Lo primero que se tiene que preguntar uno de una novela que va comentar, es si merece la pena leerla. Si no es así, mejor que nos olvidemos de ella, para ahorrarnos “grandes obras de la literatura” que resultan insufribles de leer para la mayoría de los mortales. Si, por el contrario, creemos que la novela va a agradar con su lectura, entonces hay que recomendarla, y todo lo demás serán artificios literarios, con mayor o menor acierto, que tratarán de convencernos para que vayamos a la librería y compremos un ejemplar. Como la novela de Basilio Trilles: “Tiempo de Valientes” es una obra recomendable, vamos a hacer un poco de fuegos artificiales, para que usted la lea.

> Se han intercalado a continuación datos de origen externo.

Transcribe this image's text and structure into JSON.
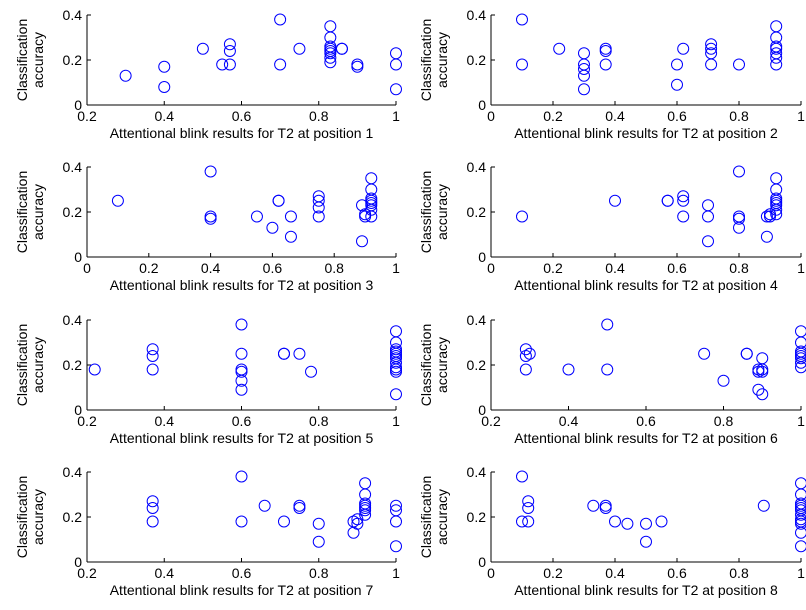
{
  "chart_data": [
    {
      "type": "scatter",
      "xlabel": "Attentional blink results for T2 at position 1",
      "ylabel": "Classification accuracy",
      "xlim": [
        0.2,
        1
      ],
      "ylim": [
        0,
        0.4
      ],
      "xticks": [
        "0.2",
        "0.4",
        "0.6",
        "0.8",
        "1"
      ],
      "yticks": [
        "0",
        "0.2",
        "0.4"
      ],
      "series": [
        {
          "color": "#0000ff",
          "x": [
            0.3,
            0.4,
            0.4,
            0.5,
            0.55,
            0.57,
            0.57,
            0.57,
            0.7,
            0.7,
            0.75,
            0.83,
            0.83,
            0.83,
            0.83,
            0.83,
            0.83,
            0.83,
            0.83,
            0.86,
            0.86,
            0.9,
            0.9,
            1,
            1,
            1
          ],
          "y": [
            0.13,
            0.17,
            0.08,
            0.25,
            0.18,
            0.27,
            0.24,
            0.18,
            0.38,
            0.18,
            0.25,
            0.35,
            0.3,
            0.26,
            0.25,
            0.24,
            0.23,
            0.21,
            0.19,
            0.25,
            0.25,
            0.18,
            0.17,
            0.23,
            0.18,
            0.07
          ]
        }
      ]
    },
    {
      "type": "scatter",
      "xlabel": "Attentional blink results for T2 at position 2",
      "ylabel": "Classification accuracy",
      "xlim": [
        0,
        1
      ],
      "ylim": [
        0,
        0.4
      ],
      "xticks": [
        "0",
        "0.2",
        "0.4",
        "0.6",
        "0.8",
        "1"
      ],
      "yticks": [
        "0",
        "0.2",
        "0.4"
      ],
      "series": [
        {
          "color": "#0000ff",
          "x": [
            0.1,
            0.1,
            0.22,
            0.3,
            0.3,
            0.3,
            0.3,
            0.3,
            0.37,
            0.37,
            0.37,
            0.6,
            0.6,
            0.62,
            0.71,
            0.71,
            0.71,
            0.71,
            0.8,
            0.92,
            0.92,
            0.92,
            0.92,
            0.92,
            0.92,
            0.92
          ],
          "y": [
            0.38,
            0.18,
            0.25,
            0.23,
            0.18,
            0.16,
            0.13,
            0.07,
            0.25,
            0.24,
            0.18,
            0.18,
            0.09,
            0.25,
            0.27,
            0.25,
            0.23,
            0.18,
            0.18,
            0.35,
            0.3,
            0.26,
            0.25,
            0.23,
            0.21,
            0.18
          ]
        }
      ]
    },
    {
      "type": "scatter",
      "xlabel": "Attentional blink results for T2 at position 3",
      "ylabel": "Classification accuracy",
      "xlim": [
        0,
        1
      ],
      "ylim": [
        0,
        0.4
      ],
      "xticks": [
        "0",
        "0.2",
        "0.4",
        "0.6",
        "0.8",
        "1"
      ],
      "yticks": [
        "0",
        "0.2",
        "0.4"
      ],
      "series": [
        {
          "color": "#0000ff",
          "x": [
            0.1,
            0.4,
            0.4,
            0.4,
            0.55,
            0.6,
            0.62,
            0.62,
            0.66,
            0.66,
            0.75,
            0.75,
            0.75,
            0.75,
            0.89,
            0.89,
            0.9,
            0.9,
            0.92,
            0.92,
            0.92,
            0.92,
            0.92,
            0.92,
            0.92,
            0.92
          ],
          "y": [
            0.25,
            0.38,
            0.18,
            0.17,
            0.18,
            0.13,
            0.25,
            0.25,
            0.18,
            0.09,
            0.27,
            0.25,
            0.22,
            0.18,
            0.23,
            0.07,
            0.19,
            0.18,
            0.35,
            0.3,
            0.26,
            0.25,
            0.24,
            0.23,
            0.21,
            0.18
          ]
        }
      ]
    },
    {
      "type": "scatter",
      "xlabel": "Attentional blink results for T2 at position 4",
      "ylabel": "Classification accuracy",
      "xlim": [
        0,
        1
      ],
      "ylim": [
        0,
        0.4
      ],
      "xticks": [
        "0",
        "0.2",
        "0.4",
        "0.6",
        "0.8",
        "1"
      ],
      "yticks": [
        "0",
        "0.2",
        "0.4"
      ],
      "series": [
        {
          "color": "#0000ff",
          "x": [
            0.1,
            0.4,
            0.57,
            0.57,
            0.62,
            0.62,
            0.62,
            0.7,
            0.7,
            0.7,
            0.8,
            0.8,
            0.8,
            0.8,
            0.89,
            0.89,
            0.9,
            0.9,
            0.92,
            0.92,
            0.92,
            0.92,
            0.92,
            0.92,
            0.92,
            0.92
          ],
          "y": [
            0.18,
            0.25,
            0.25,
            0.25,
            0.27,
            0.25,
            0.18,
            0.23,
            0.18,
            0.07,
            0.38,
            0.18,
            0.17,
            0.13,
            0.18,
            0.09,
            0.19,
            0.18,
            0.35,
            0.3,
            0.26,
            0.25,
            0.24,
            0.23,
            0.21,
            0.19
          ]
        }
      ]
    },
    {
      "type": "scatter",
      "xlabel": "Attentional blink results for T2 at position 5",
      "ylabel": "Classification accuracy",
      "xlim": [
        0.2,
        1
      ],
      "ylim": [
        0,
        0.4
      ],
      "xticks": [
        "0.2",
        "0.4",
        "0.6",
        "0.8",
        "1"
      ],
      "yticks": [
        "0",
        "0.2",
        "0.4"
      ],
      "series": [
        {
          "color": "#0000ff",
          "x": [
            0.22,
            0.37,
            0.37,
            0.37,
            0.6,
            0.6,
            0.6,
            0.6,
            0.6,
            0.6,
            0.71,
            0.71,
            0.75,
            0.78,
            1,
            1,
            1,
            1,
            1,
            1,
            1,
            1,
            1,
            1,
            1,
            1
          ],
          "y": [
            0.18,
            0.27,
            0.24,
            0.18,
            0.38,
            0.25,
            0.18,
            0.17,
            0.13,
            0.09,
            0.25,
            0.25,
            0.25,
            0.17,
            0.35,
            0.3,
            0.27,
            0.26,
            0.25,
            0.24,
            0.23,
            0.21,
            0.19,
            0.18,
            0.17,
            0.07
          ]
        }
      ]
    },
    {
      "type": "scatter",
      "xlabel": "Attentional blink results for T2 at position 6",
      "ylabel": "Classification accuracy",
      "xlim": [
        0.2,
        1
      ],
      "ylim": [
        0,
        0.4
      ],
      "xticks": [
        "0.2",
        "0.4",
        "0.6",
        "0.8",
        "1"
      ],
      "yticks": [
        "0",
        "0.2",
        "0.4"
      ],
      "series": [
        {
          "color": "#0000ff",
          "x": [
            0.29,
            0.29,
            0.29,
            0.3,
            0.4,
            0.5,
            0.5,
            0.75,
            0.8,
            0.86,
            0.86,
            0.89,
            0.89,
            0.89,
            0.9,
            0.9,
            0.9,
            0.9,
            1,
            1,
            1,
            1,
            1,
            1,
            1,
            1
          ],
          "y": [
            0.27,
            0.24,
            0.18,
            0.25,
            0.18,
            0.38,
            0.18,
            0.25,
            0.13,
            0.25,
            0.25,
            0.18,
            0.17,
            0.09,
            0.23,
            0.18,
            0.17,
            0.07,
            0.35,
            0.3,
            0.26,
            0.25,
            0.24,
            0.23,
            0.21,
            0.19
          ]
        }
      ]
    },
    {
      "type": "scatter",
      "xlabel": "Attentional blink results for T2 at position 7",
      "ylabel": "Classification accuracy",
      "xlim": [
        0.2,
        1
      ],
      "ylim": [
        0,
        0.4
      ],
      "xticks": [
        "0.2",
        "0.4",
        "0.6",
        "0.8",
        "1"
      ],
      "yticks": [
        "0",
        "0.2",
        "0.4"
      ],
      "series": [
        {
          "color": "#0000ff",
          "x": [
            0.37,
            0.37,
            0.37,
            0.6,
            0.6,
            0.66,
            0.71,
            0.75,
            0.75,
            0.8,
            0.8,
            0.89,
            0.89,
            0.9,
            0.9,
            0.92,
            0.92,
            0.92,
            0.92,
            0.92,
            0.92,
            0.92,
            1,
            1,
            1,
            1
          ],
          "y": [
            0.27,
            0.24,
            0.18,
            0.38,
            0.18,
            0.25,
            0.18,
            0.25,
            0.24,
            0.17,
            0.09,
            0.18,
            0.13,
            0.19,
            0.17,
            0.35,
            0.3,
            0.26,
            0.25,
            0.24,
            0.23,
            0.21,
            0.25,
            0.23,
            0.18,
            0.07
          ]
        }
      ]
    },
    {
      "type": "scatter",
      "xlabel": "Attentional blink results for T2 at position 8",
      "ylabel": "Classification accuracy",
      "xlim": [
        0,
        1
      ],
      "ylim": [
        0,
        0.4
      ],
      "xticks": [
        "0",
        "0.2",
        "0.4",
        "0.6",
        "0.8",
        "1"
      ],
      "yticks": [
        "0",
        "0.2",
        "0.4"
      ],
      "series": [
        {
          "color": "#0000ff",
          "x": [
            0.1,
            0.1,
            0.12,
            0.12,
            0.12,
            0.33,
            0.37,
            0.37,
            0.4,
            0.44,
            0.5,
            0.5,
            0.55,
            0.88,
            1,
            1,
            1,
            1,
            1,
            1,
            1,
            1,
            1,
            1,
            1,
            1
          ],
          "y": [
            0.38,
            0.18,
            0.27,
            0.24,
            0.18,
            0.25,
            0.25,
            0.24,
            0.18,
            0.17,
            0.17,
            0.09,
            0.18,
            0.25,
            0.35,
            0.3,
            0.26,
            0.25,
            0.24,
            0.23,
            0.21,
            0.19,
            0.18,
            0.17,
            0.13,
            0.07
          ]
        }
      ]
    }
  ]
}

                En un país donde las envidias están a la orden del día, resulta difícil poder leer obras en las que se nos relata la vida, o parte de ella, de un escritor, contada por otro escritor. Porque esto es lo que hace Basilio Trilles, novelar lo que no deja de tener un aliciente añadido, un momento intenso de la vida de uno de los escritores más grandes que ha dado este país, y también de los más olvidados.

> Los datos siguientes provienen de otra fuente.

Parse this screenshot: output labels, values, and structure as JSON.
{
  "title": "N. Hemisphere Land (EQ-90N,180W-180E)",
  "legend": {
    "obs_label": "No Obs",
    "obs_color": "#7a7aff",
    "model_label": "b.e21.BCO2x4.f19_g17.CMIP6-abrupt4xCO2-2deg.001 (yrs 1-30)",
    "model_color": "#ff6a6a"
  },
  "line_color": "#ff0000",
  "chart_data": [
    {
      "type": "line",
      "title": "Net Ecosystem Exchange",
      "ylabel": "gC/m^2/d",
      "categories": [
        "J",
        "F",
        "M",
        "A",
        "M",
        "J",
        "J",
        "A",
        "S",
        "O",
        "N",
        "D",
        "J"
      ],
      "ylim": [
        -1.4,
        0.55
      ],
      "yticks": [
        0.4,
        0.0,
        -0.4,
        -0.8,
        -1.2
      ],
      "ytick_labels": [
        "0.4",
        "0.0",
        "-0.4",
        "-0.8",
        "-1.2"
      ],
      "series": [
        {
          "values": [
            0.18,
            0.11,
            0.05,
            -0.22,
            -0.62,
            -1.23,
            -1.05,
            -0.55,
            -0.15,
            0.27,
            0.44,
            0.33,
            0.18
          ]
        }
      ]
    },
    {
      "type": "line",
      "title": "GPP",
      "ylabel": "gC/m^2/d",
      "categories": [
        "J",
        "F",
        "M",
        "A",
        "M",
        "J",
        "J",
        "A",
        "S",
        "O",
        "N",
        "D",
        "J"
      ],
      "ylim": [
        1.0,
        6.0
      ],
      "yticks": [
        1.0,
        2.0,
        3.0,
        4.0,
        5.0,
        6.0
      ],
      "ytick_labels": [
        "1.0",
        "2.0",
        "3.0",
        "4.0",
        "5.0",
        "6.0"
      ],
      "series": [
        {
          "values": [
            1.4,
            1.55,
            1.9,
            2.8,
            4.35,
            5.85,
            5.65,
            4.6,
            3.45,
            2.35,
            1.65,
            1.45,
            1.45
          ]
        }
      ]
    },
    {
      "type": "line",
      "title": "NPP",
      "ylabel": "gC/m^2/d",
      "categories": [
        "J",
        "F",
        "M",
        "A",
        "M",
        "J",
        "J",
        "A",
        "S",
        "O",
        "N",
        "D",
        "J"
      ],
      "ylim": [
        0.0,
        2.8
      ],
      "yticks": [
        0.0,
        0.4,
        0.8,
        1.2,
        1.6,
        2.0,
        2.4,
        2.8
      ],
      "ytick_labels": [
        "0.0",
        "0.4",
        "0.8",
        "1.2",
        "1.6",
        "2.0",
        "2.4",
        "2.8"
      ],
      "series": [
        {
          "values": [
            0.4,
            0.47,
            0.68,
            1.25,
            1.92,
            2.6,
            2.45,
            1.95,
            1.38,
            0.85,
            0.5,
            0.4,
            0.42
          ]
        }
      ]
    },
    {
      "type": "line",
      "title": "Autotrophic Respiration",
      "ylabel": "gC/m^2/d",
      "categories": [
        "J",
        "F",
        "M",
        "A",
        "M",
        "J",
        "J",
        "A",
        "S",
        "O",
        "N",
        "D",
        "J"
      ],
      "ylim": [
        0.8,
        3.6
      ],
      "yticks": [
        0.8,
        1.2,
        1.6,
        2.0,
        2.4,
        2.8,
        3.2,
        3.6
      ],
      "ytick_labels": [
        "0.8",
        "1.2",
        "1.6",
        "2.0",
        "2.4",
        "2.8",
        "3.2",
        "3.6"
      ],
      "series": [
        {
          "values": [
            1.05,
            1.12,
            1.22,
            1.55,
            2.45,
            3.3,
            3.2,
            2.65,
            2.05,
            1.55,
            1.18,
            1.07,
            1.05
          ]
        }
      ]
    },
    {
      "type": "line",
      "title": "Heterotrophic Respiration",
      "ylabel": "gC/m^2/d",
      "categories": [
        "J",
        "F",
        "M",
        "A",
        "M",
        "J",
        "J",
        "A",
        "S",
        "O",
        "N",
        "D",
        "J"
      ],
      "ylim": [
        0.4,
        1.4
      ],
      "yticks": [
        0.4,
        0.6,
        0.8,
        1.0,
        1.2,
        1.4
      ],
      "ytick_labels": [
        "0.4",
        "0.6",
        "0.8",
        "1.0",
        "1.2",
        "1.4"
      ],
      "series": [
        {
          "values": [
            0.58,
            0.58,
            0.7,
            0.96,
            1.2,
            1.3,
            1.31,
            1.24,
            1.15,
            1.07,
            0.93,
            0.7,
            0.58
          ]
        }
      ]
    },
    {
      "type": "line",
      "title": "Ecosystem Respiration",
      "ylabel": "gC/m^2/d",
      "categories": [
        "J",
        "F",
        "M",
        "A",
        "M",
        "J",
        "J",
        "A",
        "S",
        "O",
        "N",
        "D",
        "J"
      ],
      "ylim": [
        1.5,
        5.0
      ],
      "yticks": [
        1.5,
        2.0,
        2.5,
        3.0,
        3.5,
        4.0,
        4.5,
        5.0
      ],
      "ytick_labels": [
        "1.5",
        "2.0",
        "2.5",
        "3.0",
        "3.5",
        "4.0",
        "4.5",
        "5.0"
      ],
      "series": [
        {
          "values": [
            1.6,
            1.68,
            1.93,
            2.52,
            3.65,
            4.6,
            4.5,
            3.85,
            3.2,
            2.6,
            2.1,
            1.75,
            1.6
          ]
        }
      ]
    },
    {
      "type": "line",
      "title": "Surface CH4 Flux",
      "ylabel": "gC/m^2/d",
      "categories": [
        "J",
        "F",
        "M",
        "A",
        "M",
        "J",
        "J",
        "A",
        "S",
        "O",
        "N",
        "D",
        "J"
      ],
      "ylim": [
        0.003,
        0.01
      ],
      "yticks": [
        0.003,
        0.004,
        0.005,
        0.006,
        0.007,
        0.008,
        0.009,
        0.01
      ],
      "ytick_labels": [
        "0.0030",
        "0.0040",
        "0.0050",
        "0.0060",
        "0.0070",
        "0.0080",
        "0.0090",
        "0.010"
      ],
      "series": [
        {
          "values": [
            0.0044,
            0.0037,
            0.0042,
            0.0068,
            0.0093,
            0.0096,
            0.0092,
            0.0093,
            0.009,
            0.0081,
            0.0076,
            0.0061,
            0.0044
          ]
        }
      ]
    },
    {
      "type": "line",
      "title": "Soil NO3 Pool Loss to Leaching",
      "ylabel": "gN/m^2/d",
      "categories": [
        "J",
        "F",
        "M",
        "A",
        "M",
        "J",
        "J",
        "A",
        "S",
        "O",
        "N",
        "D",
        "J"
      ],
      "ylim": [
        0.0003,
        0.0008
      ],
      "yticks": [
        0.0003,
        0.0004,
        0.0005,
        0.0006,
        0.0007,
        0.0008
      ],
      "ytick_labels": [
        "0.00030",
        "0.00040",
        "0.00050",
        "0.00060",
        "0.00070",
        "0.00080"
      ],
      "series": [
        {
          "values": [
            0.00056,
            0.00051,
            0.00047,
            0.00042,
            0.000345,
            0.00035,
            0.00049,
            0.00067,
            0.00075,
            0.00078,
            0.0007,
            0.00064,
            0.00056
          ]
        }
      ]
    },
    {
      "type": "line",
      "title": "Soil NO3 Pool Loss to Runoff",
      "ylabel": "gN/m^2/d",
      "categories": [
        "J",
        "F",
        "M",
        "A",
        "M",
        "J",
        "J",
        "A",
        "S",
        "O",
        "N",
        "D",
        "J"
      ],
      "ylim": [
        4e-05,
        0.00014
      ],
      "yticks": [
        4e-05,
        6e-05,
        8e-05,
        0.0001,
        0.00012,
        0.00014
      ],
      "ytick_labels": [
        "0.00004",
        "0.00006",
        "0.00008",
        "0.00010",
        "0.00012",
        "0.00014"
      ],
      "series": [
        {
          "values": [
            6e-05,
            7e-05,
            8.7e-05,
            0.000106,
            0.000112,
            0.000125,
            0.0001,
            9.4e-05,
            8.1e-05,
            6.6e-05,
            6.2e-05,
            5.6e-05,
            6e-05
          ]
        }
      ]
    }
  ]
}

                En Tiempo de Valientes, Trilles nos relata la pasión con la que Blasco Ibáñez vive la Primera Guerra Mundial, residiendo en París, desde su posición de escritor altamente reconocido por la inteligencia política y cultural de nuestro país vecino, a la limón de otra gran pasión, en este caso amorosa, con la única mujer que fue capaz de someter su indómito carácter: Elena Ortuzar, una mujer briosa, elegante y aristocrática, chilena de cuna, que pasó de amante a segunda esposa de Blasco Ibáñez tras la muerte de su primera mujer: Miriam Blasco en 1925. Dos pasiones que nos descubren al escritor beligerante con la Alemania del káiser Guillermo II y sus deseos de colocar al Reich en el Olimpo de las potencias mundiales, y al hombre capaz de amar sin concesiones previas. Estos son dos niveles del relato que transversalmente atraviesan toda la novela, dando consistencia a los personajes, pero hay más.
                El acierto de Basilio Trilles reside en crear una atmósfera, casi de novela policiaca, en torno a la obsesión de los servicios secretos del káiser por liquidar al escritor y a la cuestión de estado que acaba siendo su protección en Francia, a la vez que nos descubre la figura de Blasco Ibáñez, y relata la génesis de su gran novela “Los cuatro jinetes de la Apocalipsis”. Lo que nos ofrece otro nivel de lectura bastante interesante.
                Volviendo a la pregunta del principio. Sí merece la pena sumergirse en esta bien construida novela y dejarse llevar por una escritura de fácil lectura, que no sólo nos va a entretener, si no también a enseñar.